Home » Customs & Trade, Ports/Terminals, Press Releases » Importer, broker, BOC employees in attempted smuggling of P13.5M worth of sugar charged

The Bureau of Customs (BOC) has filed criminal charges against an importer, a customs broker, and 12 customs employees who were allegedly cohorts in the attempted smuggling of 5,000 sacks of sugar into the Philippines.

BOC on August 22 filed before the Department of Justice (DOJ) charges against Don Trading, whose reported attempt to recently smuggle the sacks of sugar through the Manila International Container Port (MICP) was discovered by the customs bureau.

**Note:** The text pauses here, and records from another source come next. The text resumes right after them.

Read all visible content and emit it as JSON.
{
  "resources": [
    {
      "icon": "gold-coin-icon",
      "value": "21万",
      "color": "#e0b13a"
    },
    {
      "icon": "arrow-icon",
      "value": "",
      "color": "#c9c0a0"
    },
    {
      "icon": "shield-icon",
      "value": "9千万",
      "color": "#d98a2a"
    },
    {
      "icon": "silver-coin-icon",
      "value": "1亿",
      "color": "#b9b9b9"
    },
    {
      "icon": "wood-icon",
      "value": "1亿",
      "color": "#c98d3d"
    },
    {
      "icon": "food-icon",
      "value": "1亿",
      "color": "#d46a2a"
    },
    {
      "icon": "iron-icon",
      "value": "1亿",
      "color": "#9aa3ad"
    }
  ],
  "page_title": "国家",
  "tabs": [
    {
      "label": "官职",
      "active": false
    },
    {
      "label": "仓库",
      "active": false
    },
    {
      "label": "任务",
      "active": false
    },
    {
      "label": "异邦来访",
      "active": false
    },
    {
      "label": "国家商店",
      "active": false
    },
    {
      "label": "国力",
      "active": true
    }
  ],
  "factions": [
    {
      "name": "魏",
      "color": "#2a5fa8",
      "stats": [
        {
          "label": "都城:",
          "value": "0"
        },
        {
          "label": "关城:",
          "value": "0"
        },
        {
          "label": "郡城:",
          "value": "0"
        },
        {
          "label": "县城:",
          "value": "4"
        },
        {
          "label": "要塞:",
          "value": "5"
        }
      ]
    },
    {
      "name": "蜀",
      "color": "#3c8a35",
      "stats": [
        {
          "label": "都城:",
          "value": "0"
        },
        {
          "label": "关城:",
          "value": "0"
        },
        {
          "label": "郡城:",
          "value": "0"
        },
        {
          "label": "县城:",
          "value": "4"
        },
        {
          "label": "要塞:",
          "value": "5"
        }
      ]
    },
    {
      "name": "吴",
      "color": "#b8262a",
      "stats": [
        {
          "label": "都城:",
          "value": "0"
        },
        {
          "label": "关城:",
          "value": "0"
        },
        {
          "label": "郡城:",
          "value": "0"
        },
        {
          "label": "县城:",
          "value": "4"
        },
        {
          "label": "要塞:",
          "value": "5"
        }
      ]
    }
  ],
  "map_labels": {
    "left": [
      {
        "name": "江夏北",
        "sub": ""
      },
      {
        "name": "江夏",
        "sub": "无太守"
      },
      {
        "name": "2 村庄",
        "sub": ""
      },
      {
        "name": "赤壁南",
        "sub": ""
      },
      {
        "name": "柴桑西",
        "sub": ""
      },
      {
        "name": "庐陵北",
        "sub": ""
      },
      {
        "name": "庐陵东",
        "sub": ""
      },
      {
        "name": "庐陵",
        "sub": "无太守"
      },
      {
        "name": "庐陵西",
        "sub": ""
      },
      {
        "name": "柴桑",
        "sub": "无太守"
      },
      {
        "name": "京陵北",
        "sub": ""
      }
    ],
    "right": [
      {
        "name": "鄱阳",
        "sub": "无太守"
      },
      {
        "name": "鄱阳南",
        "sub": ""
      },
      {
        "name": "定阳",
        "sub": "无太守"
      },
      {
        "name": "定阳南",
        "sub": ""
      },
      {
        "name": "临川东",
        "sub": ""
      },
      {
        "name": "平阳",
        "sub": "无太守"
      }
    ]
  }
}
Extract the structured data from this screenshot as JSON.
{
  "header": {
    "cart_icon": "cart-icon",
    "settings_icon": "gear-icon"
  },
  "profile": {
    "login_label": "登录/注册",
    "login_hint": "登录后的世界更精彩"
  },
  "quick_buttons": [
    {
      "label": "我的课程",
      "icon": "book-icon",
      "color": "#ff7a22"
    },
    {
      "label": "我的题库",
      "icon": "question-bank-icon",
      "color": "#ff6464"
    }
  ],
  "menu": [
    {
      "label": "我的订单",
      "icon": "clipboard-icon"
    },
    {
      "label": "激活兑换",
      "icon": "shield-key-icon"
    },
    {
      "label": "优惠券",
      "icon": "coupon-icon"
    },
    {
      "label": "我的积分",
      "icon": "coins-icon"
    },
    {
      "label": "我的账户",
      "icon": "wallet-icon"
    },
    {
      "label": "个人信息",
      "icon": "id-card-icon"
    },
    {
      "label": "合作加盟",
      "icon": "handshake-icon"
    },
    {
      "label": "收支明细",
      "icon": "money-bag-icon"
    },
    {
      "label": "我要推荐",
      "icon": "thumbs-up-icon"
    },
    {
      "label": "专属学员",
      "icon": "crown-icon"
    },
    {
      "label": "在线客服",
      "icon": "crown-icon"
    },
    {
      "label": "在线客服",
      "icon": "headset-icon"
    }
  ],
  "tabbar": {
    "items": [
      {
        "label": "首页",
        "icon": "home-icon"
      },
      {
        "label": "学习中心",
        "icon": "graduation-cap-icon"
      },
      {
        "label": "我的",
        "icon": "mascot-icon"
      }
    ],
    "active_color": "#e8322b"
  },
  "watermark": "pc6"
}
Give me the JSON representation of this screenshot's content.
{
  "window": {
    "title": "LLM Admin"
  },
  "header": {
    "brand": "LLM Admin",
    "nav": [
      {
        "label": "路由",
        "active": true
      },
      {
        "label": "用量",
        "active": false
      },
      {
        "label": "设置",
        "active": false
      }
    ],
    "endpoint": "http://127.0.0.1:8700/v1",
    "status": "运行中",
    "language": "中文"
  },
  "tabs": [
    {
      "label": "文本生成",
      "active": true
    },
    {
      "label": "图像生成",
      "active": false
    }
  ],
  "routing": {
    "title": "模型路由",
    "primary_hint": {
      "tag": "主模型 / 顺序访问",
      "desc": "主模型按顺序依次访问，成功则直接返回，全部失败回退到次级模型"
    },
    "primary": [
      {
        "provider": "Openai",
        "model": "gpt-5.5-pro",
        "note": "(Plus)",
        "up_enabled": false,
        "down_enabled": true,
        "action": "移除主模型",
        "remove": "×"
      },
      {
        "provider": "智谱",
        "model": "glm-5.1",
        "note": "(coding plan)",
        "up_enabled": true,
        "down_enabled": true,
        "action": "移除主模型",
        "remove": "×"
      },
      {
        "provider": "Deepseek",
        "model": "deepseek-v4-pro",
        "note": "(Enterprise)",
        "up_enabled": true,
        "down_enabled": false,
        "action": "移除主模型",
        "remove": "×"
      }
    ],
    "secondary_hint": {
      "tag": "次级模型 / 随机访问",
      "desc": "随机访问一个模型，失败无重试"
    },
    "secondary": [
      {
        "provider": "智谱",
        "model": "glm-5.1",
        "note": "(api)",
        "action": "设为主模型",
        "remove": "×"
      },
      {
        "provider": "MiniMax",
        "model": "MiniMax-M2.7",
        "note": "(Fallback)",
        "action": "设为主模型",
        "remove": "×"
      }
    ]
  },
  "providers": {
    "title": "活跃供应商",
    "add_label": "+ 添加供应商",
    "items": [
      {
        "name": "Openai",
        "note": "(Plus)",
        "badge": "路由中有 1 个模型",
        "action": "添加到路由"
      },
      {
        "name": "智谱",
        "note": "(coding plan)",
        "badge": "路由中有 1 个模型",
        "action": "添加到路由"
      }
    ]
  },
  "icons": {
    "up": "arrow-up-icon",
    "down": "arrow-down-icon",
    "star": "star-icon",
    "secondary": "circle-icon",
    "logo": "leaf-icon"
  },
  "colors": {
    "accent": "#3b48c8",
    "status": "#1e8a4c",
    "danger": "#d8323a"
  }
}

BOC in a statement said it also discovered the attempt of 12 customs employees to cover up the illegal importation. It said the employees “fraudulently reported to the Customs chief that they found no irregularities in the declarations in the import entry despite the alert order issued.”

Don Trading’s six shipments, declared to contain refractory mortar, arrived at MICP from Thailand and were issued an alert by the BOC-MICP district collector upon the instruction of Customs Commissioner Isidro Lapeña. BOC said the customs examiners and officials at MICP recommended the lifting of the alert orders and submitted examination reports informing Lapeña that the shipments were all in order.

Lapeña, however, ordered the six shipments re-examined after he became suspicious of the findings submitted to his office, BOC said. Upon re-examination on August 16, the shipments were discovered to actually contain sugar, which meant the examination report and pictures taken during the examination were all fraudulently prepared.

Consequently, six criminal charges for violation of Section 1403 (Fraudulent Practices Against Customs Revenue) and Section 1401 (Unlawful Importation) in relation to Section 1400 (Misdeclaration) and Section 117 of Republic Act (RA) No. 10863 or the Customs Modernization and Tariff Act (CMTA); Section 3 of RA No. 10845, otherwise known as An Act Declaring Large-Scale Agricultural Smuggling as Economic Sabotage; and Article 171 and 172 (Falsification) of the Revised Penal Code have been filed against Dennis Orlanda Narra, who is the owner of Don Trading, and licensed customs broker Ameloden Buruan Riga, for their alleged unlawful importation of sugar with an aggregate value, including duties and taxes, of P13.522 million.

The 12 customs employees charged with conspiring with the importer and customs broker to facilitate the release of the misdeclared sugar were identified as customs examiners Ruel Pantaleon, Raul Cimagala Jr., Vanzandt Remonde, Edmar Batino, and Robert Tuason; customs appraisers Jose Saromo, Benjamen Cayao, Leonora Navarro, and Arlene Salazar; MICP officer-in-charge district collector Fidel Benigno B. Villanueva, who approved the recommendation for the lifting of alert orders; special assistant on assessment for the district collector Terencio Comon; and Office of the District Collector representative Gerardo Porible, who acted as the witness for the false examinations.

In addition, the BOC employees were also charged with violation of Section 1431 (Statutory Offenses of Officers and Employees) (d), (e), (f), and (g) of the CMTA.

Since August 2017, Lapeña, through the Bureau’s Action Team Against Smugglers (BATAS), has filed 54 criminal cases against erring importers and customs brokers.

Lapeña noted that this is the seventh consecutive week that the BOC has filed criminal cases against smugglers, indicating the determination of the current leadership to address smuggling in the country.

“The instant filing of the criminal charges does not necessarily mean that we are putting an end to this issue. This is just the first step of our action. Continuous investigation is being conducted and other BOC personnel that will be identified to have dipped their fingers in these illegal acts will be charged as well,” Lapeña said.